O governo enfrenta um dilema que pode custar caro: insistir na PEC 27, mesmo com a resistência crescente de trabalhadores e aliados. Centrais sindicais têm se manifestado publicamente contra a medida, classificando-a como prejudicial à classe trabalhadora. Essa tensão não é apenas uma questão de discurso; ela reflete uma fratura real na base que sustenta o governo.

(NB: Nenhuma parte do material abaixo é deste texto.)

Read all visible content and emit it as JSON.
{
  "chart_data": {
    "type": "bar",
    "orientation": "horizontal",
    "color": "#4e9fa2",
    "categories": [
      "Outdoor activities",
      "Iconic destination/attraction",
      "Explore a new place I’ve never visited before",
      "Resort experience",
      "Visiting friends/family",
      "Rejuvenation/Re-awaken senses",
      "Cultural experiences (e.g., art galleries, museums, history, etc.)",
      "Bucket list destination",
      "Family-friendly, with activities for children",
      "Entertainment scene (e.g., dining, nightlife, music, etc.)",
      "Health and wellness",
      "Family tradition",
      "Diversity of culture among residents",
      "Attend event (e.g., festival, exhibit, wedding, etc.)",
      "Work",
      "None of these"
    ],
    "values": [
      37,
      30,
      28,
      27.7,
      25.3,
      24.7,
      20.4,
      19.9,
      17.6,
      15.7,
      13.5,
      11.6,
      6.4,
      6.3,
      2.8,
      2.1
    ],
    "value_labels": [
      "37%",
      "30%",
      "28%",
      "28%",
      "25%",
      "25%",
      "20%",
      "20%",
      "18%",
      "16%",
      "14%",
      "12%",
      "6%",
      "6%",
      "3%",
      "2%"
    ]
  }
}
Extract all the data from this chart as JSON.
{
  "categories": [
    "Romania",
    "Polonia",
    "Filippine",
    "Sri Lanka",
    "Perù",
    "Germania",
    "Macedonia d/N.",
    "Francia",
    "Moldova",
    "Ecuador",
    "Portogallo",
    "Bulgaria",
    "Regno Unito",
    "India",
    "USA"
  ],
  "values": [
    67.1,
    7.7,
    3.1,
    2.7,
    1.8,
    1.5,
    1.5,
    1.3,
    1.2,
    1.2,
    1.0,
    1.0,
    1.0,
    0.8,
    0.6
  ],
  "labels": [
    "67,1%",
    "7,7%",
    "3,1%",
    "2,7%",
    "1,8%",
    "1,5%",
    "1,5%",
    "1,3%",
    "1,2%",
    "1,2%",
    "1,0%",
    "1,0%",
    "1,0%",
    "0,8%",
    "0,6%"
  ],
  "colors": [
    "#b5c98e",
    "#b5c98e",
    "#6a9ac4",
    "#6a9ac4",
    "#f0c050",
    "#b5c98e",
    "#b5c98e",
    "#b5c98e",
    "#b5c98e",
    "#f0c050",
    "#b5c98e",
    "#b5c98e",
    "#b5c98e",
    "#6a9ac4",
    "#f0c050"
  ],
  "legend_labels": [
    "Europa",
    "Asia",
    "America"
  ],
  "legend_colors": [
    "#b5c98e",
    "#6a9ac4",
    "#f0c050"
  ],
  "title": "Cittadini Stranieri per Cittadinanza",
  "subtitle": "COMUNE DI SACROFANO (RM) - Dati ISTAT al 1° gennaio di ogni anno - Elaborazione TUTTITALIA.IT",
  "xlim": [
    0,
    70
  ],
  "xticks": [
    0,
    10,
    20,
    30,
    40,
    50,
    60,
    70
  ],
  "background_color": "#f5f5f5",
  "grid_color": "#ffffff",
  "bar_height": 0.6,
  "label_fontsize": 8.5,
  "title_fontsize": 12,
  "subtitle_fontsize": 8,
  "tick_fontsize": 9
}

O problema se agrava com a relação instável entre o governo e o Senado, evidenciada pela recente derrota em uma votação crucial liderada por Davi Alcolumbre, que expôs um desgaste político significativo. Esse cenário pode dificultar ainda mais a aprovação de pautas importantes, especialmente em um contexto de críticas crescentes à eficácia do programa Desenrola. Prometendo aliviar o endividamento popular, o programa tem gerado mais dúvidas do que confiança entre a população.
A PEC 27 é apresentada como indispensável para a estabilidade fiscal, mas a narrativa não convence a todos. Do lado dos trabalhadores, o sentimento é de traição, enquanto aliados políticos enxergam uma falta de articulação que pode enfraquecer o governo como um todo. O risco de desmobilização popular é real, e a história mostra que isso abre caminho para a oposição conservadora.
O governo ainda pode tentar ajustes, mas o tempo joga contra. Se não houver um esforço claro para reaproximar sua base, tanto no campo político quanto no social, o isolamento tende a crescer. O preço disso será pago nas ruas e no Congresso, onde a governabilidade já começa a ser questionada.
O Brasil possui uma tradição de ciclos políticos que se rompem quando a base popular se sente desamparada, e a PEC 27 pode ser o gatilho para um desses momentos. Diante disso, o governo enfrenta a decisão de persistir no caminho atual ou buscar alternativas que restabeleçam a conexão com a maioria que o elegeu. O futuro político do país pode depender diretamente dessa escolha.